通过非侵入性经鼻途径在免疫功能正常的小鼠大脑中移植人诱导的多能干细胞衍生小胶质细胞

Published: May 31, 2022
doi:
10.3791/63574
, , ,
1Department of Neuropharmacology, Interdisciplinary Graduate School of Medicine,University of Yamanashi, 2GLIA Center,University of Yamanashi

Summary

这里介绍的方案允许在免疫功能正常的小鼠中通过经鼻途径将诱导多能干细胞衍生的人小胶质细胞(iPSMG)移植到大脑中。图中显示了用于制备和经鼻移植细胞以及施用细胞因子混合物以维持iPSMG的方法。

Abstract

小胶质细胞是大脑巨噬细胞样细胞的特殊群体。它们在生理和病理大脑功能中起着至关重要的作用。我们目前对小胶质细胞的大部分理解都是基于在小鼠中进行的实验。人类小胶质细胞与小鼠小胶质细胞不同,因此小鼠小胶质细胞的反应和特征可能并不总是代表人类小胶质细胞的反应和特征。此外,由于伦理和技术上的困难,对人小胶质细胞的研究仅限于 体外 培养系统,其 在体内 不屈服于小胶质细胞的特征。为了克服这些问题,开发了一种简化的方法,通过使用集落刺激因子1受体(CSF1R)拮抗剂,通过经鼻途径与内源性小胶质细胞的药理学消耗相结合,将诱导的多能干细胞衍生的人小胶质细胞(iPSMG)移植到免疫功能正常的小鼠大脑中。

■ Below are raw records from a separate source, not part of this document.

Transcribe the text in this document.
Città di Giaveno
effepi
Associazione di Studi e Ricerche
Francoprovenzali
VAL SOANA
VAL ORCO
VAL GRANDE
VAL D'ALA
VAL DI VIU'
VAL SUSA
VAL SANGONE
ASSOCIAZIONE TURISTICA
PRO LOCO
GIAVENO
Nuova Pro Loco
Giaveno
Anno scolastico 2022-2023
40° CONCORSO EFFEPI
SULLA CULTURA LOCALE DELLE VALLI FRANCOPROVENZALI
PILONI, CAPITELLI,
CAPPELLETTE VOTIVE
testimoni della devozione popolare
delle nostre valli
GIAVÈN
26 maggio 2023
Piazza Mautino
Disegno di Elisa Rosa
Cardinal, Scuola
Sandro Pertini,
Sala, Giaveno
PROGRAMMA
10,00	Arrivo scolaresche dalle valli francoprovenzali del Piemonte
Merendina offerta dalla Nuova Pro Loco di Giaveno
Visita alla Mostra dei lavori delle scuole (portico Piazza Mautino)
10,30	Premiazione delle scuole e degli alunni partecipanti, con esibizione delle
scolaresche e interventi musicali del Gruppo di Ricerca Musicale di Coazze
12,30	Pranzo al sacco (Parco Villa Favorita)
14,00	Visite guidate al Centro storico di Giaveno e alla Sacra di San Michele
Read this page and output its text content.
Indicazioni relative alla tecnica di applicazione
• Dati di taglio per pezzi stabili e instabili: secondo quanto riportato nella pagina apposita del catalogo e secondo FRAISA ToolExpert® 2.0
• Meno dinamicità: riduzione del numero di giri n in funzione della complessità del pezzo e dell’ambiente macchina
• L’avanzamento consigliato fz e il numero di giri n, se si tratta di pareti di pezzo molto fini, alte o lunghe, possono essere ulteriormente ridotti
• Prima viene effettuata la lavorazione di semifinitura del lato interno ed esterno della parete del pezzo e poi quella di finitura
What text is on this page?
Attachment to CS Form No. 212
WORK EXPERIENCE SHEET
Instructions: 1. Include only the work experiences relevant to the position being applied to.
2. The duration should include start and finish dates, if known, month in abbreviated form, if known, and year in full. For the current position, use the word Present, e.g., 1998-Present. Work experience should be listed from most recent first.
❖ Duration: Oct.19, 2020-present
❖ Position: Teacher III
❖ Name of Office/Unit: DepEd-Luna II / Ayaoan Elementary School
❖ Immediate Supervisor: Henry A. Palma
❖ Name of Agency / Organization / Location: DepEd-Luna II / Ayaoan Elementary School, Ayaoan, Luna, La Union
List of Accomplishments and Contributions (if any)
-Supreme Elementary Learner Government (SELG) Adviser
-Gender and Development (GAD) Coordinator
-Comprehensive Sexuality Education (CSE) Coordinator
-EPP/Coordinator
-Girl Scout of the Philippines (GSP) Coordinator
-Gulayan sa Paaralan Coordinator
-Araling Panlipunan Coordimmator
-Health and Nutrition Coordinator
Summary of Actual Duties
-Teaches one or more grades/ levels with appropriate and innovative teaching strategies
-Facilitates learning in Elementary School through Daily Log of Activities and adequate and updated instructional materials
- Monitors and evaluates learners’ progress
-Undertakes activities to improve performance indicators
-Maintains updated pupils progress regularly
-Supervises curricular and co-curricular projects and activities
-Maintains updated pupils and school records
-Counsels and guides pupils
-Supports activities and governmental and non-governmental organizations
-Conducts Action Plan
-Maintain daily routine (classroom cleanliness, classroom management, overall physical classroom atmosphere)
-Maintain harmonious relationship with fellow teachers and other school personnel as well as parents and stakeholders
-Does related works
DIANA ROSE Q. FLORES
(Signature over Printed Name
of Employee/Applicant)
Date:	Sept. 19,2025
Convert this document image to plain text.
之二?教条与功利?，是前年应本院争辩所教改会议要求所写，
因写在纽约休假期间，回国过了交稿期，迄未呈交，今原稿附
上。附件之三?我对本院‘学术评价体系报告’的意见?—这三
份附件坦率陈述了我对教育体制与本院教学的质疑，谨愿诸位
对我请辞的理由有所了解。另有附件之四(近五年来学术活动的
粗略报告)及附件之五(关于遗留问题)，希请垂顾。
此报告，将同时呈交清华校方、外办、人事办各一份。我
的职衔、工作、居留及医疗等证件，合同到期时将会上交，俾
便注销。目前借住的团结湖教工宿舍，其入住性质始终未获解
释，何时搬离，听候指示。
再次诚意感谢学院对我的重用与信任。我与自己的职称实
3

该协议提供了一种非侵入性地将细胞移植到小鼠大脑中的方法,因此对于评估人类小胶质细胞在生理和病理脑功能中的 体内 作用可能是有价值的。

Introduction

小胶质细胞是中枢神经系统(CNS)中巨噬细胞样细胞的特化群体,在控制各种大脑功能(如神经回路发育,调节神经传递和维持大脑稳态)方面起着至关重要的作用123。虽然小鼠小胶质细胞与人类小胶质细胞具有许多功能,但它们显示出物种特异性差异。因此,小鼠小胶质细胞对各种刺激的反应可能并不总是代表人类小胶质细胞456。虽然许多研究已经分析了人类小胶质细胞,但这些实验仅限于体外研究。体外培养的人小胶质细胞显示出与体内非常不同的形态特征和基因表达。因此,体外实验可能并不总是屈服于人小胶质细胞的体内特征。因此,需要一个实验系统来研究体内的人类小胶质细胞。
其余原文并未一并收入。